Lateral MovementT1021:Valid AccountsSSH Agent forwarding
In another use case, SkyLight found an active attack on the cloud orchestration platform OnApp used by public and private cloud providers, which allowed an attacker to compromise the entire private cloud through SSH. The investigation managed to demonstrate that the APT group was using a feature exposed by the platform that allowed any user to trigger an SSH connection from OnApp to the managed server, with the SSH agent forwarding feature enabled. This allowed the attacker to relay authentication to any other server within the same cloud, achieving RCE with root privileges.
Command and ControlRemote ServicesSSH
Adversaries may use legitimate and preinstalled remote access services such as SSH to establish an interactive command and control channel to target systems within networks, since these are normally allowed by application control within a target environment.
In Cloud Snooper APT campaign, the attackers created covert control channels by using connections through a port that is allowed by the AWS Security Groups (SG). On infected AWS instances, the attackers directed the content of the inbound traffic with a source port of 1010/TCP to the SSH port, 22/TCP. This allowed an SSH connection to pass around the AWS SG with IP restrictions on traffic to port 22.
Adversaries constantly look for new ways to exploit systems and execute their attacks and are fast to adapt to the new production environment in the cloud. This is evident in the rise of the cloud-based attacks and more significantly in Linux-based malware.
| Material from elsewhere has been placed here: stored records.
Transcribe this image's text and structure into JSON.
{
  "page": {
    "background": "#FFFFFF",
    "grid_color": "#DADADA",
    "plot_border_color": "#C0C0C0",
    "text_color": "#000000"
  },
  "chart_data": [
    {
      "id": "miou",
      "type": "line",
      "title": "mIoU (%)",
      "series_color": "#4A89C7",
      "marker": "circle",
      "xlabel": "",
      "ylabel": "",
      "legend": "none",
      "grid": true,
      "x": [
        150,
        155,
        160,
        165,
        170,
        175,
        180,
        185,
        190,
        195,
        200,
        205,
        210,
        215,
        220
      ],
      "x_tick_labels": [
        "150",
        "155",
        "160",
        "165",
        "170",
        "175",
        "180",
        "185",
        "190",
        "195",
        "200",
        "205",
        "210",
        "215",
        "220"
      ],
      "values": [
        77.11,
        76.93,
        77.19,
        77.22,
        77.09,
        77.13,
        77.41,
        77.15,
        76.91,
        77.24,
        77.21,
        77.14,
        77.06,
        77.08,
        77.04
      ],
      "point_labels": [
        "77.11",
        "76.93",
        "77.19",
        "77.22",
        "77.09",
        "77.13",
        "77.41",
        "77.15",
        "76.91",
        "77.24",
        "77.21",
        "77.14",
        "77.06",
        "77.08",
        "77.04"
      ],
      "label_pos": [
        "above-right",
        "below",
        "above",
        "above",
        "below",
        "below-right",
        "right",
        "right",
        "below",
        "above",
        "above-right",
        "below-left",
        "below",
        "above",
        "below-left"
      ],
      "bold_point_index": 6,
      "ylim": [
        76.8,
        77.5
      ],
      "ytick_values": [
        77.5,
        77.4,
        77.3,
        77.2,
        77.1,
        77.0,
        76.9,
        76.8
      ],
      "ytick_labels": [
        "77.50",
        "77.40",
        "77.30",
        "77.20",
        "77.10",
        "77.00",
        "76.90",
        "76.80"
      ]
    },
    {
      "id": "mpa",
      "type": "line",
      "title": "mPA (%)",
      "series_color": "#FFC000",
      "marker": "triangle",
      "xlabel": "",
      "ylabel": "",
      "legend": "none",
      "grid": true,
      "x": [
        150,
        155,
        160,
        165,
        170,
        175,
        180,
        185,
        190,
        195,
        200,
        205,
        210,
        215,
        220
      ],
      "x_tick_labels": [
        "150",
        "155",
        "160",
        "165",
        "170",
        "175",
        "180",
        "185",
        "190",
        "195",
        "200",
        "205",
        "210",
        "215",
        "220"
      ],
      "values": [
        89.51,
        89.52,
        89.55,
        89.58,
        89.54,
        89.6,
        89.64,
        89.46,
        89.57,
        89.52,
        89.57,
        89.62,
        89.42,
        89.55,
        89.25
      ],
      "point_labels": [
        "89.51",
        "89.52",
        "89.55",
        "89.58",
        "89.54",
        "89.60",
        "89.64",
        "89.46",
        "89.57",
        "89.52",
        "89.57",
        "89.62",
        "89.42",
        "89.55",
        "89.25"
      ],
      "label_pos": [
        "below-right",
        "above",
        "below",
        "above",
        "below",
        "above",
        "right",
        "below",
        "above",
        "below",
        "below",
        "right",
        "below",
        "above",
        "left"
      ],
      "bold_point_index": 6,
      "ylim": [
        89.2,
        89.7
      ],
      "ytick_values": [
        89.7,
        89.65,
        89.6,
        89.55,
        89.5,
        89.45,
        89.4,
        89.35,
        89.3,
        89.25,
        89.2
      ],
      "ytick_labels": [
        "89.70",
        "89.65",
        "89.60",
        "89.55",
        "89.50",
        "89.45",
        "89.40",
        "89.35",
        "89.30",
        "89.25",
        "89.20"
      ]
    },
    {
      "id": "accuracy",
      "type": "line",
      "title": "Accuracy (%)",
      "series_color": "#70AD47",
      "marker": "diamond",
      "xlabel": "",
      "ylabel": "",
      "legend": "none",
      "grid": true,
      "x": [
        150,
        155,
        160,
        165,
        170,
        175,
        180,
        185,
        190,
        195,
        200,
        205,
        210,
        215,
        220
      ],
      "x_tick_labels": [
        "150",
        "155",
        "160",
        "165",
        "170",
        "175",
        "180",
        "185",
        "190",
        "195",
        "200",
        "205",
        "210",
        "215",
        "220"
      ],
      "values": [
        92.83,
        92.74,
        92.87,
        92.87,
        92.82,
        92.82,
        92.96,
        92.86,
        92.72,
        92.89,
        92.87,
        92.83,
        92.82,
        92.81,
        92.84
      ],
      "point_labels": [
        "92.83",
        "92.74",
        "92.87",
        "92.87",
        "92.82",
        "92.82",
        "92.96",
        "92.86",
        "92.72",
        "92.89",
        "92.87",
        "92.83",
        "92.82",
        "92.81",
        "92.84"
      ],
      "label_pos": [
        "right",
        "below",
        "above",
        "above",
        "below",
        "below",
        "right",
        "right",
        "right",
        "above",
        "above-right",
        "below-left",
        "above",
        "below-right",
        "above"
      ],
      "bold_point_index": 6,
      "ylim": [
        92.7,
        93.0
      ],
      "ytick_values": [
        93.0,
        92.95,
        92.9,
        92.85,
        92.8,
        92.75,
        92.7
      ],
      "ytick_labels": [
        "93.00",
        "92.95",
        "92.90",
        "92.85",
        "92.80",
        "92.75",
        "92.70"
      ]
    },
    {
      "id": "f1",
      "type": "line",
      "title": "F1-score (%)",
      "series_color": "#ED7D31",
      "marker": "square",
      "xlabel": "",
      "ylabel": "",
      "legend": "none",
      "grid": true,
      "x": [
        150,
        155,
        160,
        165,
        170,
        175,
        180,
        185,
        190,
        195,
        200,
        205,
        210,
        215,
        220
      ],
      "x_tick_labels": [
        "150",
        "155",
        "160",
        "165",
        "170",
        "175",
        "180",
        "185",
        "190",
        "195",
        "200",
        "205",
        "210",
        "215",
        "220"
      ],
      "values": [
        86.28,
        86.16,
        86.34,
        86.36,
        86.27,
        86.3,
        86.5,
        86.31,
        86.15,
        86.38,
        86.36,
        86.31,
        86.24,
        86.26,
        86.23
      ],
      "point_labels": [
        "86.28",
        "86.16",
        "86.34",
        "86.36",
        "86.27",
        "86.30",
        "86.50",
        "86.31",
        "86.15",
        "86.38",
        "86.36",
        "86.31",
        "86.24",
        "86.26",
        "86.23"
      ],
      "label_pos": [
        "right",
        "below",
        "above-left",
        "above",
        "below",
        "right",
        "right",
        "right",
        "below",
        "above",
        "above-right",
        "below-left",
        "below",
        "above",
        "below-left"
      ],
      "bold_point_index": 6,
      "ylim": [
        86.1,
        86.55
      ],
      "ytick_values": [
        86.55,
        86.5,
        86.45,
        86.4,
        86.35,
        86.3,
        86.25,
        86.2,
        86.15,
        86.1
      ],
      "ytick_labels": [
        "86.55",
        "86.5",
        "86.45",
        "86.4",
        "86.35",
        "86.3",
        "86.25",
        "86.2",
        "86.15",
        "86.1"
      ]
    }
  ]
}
A review of the recent cloud-based attack campaigns reveals that attackers develop more and more Linux-based malware designed to abuse insecure machine identities as part of the routine attack. Whether it is designed to gain initial access to a target machine through SSH, insert attacker-owned key for persistence or collect SSH keys to laterally move like a “worm” across the network—malware is developed with machine identity in mind.
This is especially worrying since the motivation of the attack is somehow unclear. Although most of the campaigns are reported to primarily deliver crypto currency mining malware, the question arises—what if this malware infected and backdoored a high-profile target or a target of interest for another more sophisticated and skilled group? Can it be that the cryptomining attack is actually part of a preliminary stage and can be then used as a launchpad for more targeted attacks? It also possible that these remote accesses will then be sold to other threat actors of interest in black underground markets? Or maybe these attacks are just noisy and were quick to discover and the APTs are acting stealthily under the radar? Or maybe they were designed as a distraction, like in many Distributed Denial of Service (DDoS) campaigns?
The shift towards a cloud operating model brings with it many challenges and new security considerations. The Windows-centric security community is forced to react and address the problem by tweaking traditional security models like MITRE’s ATT&CK framework to the cloud and to the Linux OS (like in the case of Intezer, who created a matrix for Linux cloud servers).
Companies must ensure that all the appropriate security controls are in place and protect their machine identities as much as they protect their human identities. Upon a successful attack, security teams are advised to not only follow the guidelines and recommendations but also make sure that machine identities are being changed as part of the incident response process.